BVI-based Bonaire has got a £20 mn Payout from Sportingbet’s Paradise Poker

Friday, November 17th, 2006

The Canadian founders of Paradise Poker – a company owned by Sportingbet - shared a payout worth more than £20 million. The payout was made on November 6, after Paradise Poker reached an operating profit contribution of $150 million (£79 million) in the two years since it was acquired by Sportingbet.

It is interesting that the amount of $150m was achieved just before the new anti-gambling law was passed by US legislators last month. Until this new legislation US were the largest online betting market in the world. In response, Sportingbet closed its Paradise Poker operations in the US, and now their website is expected to generate an operating profit of about £10 million a year, while last year figure had been about £60m.

The Paradise Poker’s payout was made to Bonaire, a British Virgin Islands company which is presumably controlled by the Canadian technology experts.

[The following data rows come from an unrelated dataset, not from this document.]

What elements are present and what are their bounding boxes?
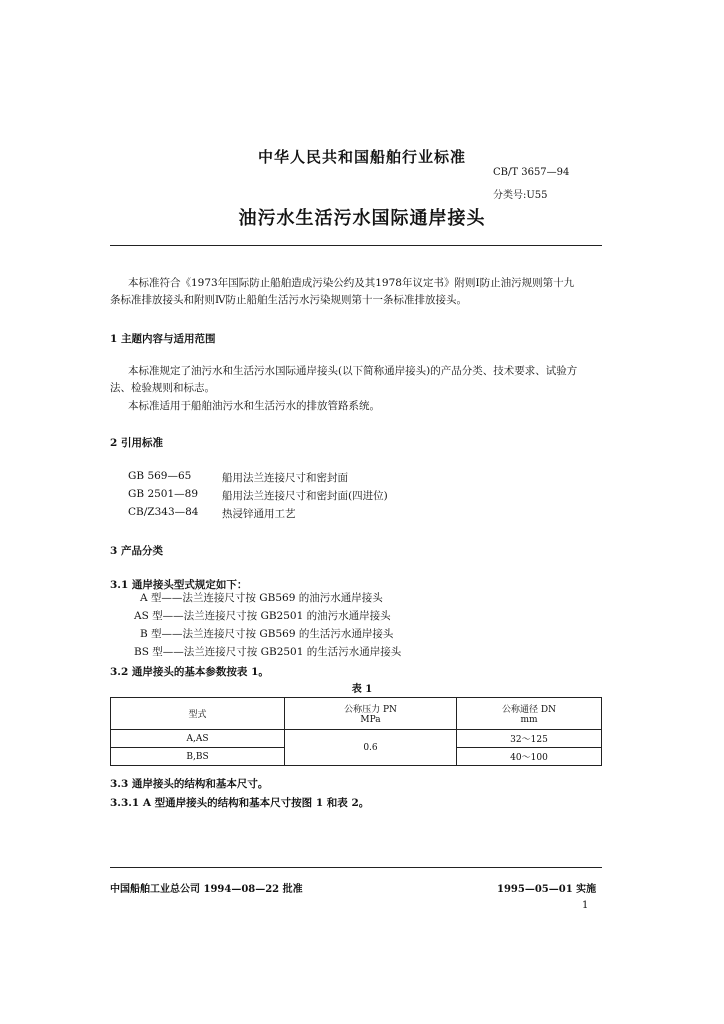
header-cell-diameter [457, 698, 602, 730]
cell-type: A,AS [111, 730, 285, 748]
page-number: 1 [582, 900, 589, 911]
reference-name: 热浸锌通用工艺 [222, 508, 296, 520]
table-1-caption: 表 1 [351, 684, 373, 695]
issuing-standard-header: 中华人民共和国船舶行业标准 [257, 148, 466, 166]
section-1-para-1-line-1: 本标准规定了油污水和生活污水国际通岸接头(以下简称通岸接头)的产品分类、技术要求、试验方 [128, 365, 578, 377]
section-3-heading: 3 产品分类 [110, 545, 163, 557]
footer-divider [110, 867, 602, 868]
approval-info: 中国船舶工业总公司 1994—08—22 批准 [110, 884, 303, 895]
document-title: 油污水生活污水国际通岸接头 [238, 208, 486, 229]
reference-code: GB 2501—89 [128, 488, 199, 500]
reference-code: CB/Z343—84 [128, 506, 199, 518]
connector-type-item: A 型——法兰连接尺寸按 GB569 的油污水通岸接头 [140, 592, 383, 604]
header-pressure-label: 公称压力 PN [344, 705, 397, 715]
header-cell-type: 型式 [111, 698, 285, 730]
table-header-row [111, 698, 602, 730]
header-diameter-unit: mm [520, 715, 538, 725]
intro-line-1: 本标准符合《1973年国际防止船舶造成污染公约及其1978年议定书》附则Ⅰ防止油污规则第十九 [128, 277, 575, 289]
intro-line-2: 条标准排放接头和附则Ⅳ防止船舶生活污水污染规则第十一条标准排放接头。 [110, 294, 467, 306]
reference-code: GB 569—65 [128, 470, 192, 482]
clause-3-1: 3.1 通岸接头型式规定如下： [110, 579, 248, 591]
header-diameter-label: 公称通径 DN [502, 705, 556, 715]
section-2-heading: 2 引用标准 [110, 437, 163, 449]
cell-pressure: 0.6 [285, 730, 457, 766]
section-1-para-1-line-2: 法、检验规则和标志。 [110, 382, 215, 394]
header-cell-pressure [285, 698, 457, 730]
reference-name: 船用法兰连接尺寸和密封面(四进位) [222, 490, 388, 502]
cell-type: B,BS [111, 748, 285, 766]
classification-code: 分类号:U55 [493, 190, 548, 201]
cell-diameter: 40～100 [457, 748, 602, 766]
standard-code: CB/T 3657—94 [493, 167, 570, 178]
clause-3-3-1: 3.3.1 A 型通岸接头的结构和基本尺寸按图 1 和表 2。 [110, 797, 370, 809]
table-row [111, 730, 602, 748]
header-divider [110, 245, 602, 246]
cell-diameter: 32～125 [457, 730, 602, 748]
connector-type-item: BS 型——法兰连接尺寸按 GB2501 的生活污水通岸接头 [134, 646, 402, 658]
clause-3-2: 3.2 通岸接头的基本参数按表 1。 [110, 666, 269, 678]
connector-type-item: AS 型——法兰连接尺寸按 GB2501 的油污水通岸接头 [134, 610, 391, 622]
section-1-heading: 1 主题内容与适用范围 [110, 333, 216, 345]
header-pressure-unit: MPa [360, 715, 381, 725]
implementation-date: 1995—05—01 实施 [497, 884, 597, 895]
connector-type-item: B 型——法兰连接尺寸按 GB569 的生活污水通岸接头 [140, 628, 394, 640]
reference-name: 船用法兰连接尺寸和密封面 [222, 472, 348, 484]
section-1-para-2: 本标准适用于船舶油污水和生活污水的排放管路系统。 [128, 400, 380, 412]
table-1 [110, 697, 602, 766]
clause-3-3: 3.3 通岸接头的结构和基本尺寸。 [110, 778, 269, 790]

With 11.5 % share this BVI-based company is the second largest shareholder of Sportingbet. When Sportingbet acquired Paradise Poker from Bonaire, the latter received the initial amount of £102 mn in cash and 56.6 mn shares. The identities of Bonaire owners are still being kept hidden.

Earlier this year, Bonaire raised £65 mn by selling 17 mn shares when Sportingbet stock was trading at 385p. Additionally, Paradise founders are entitled to a further 10% of all operating profits in the current financial year.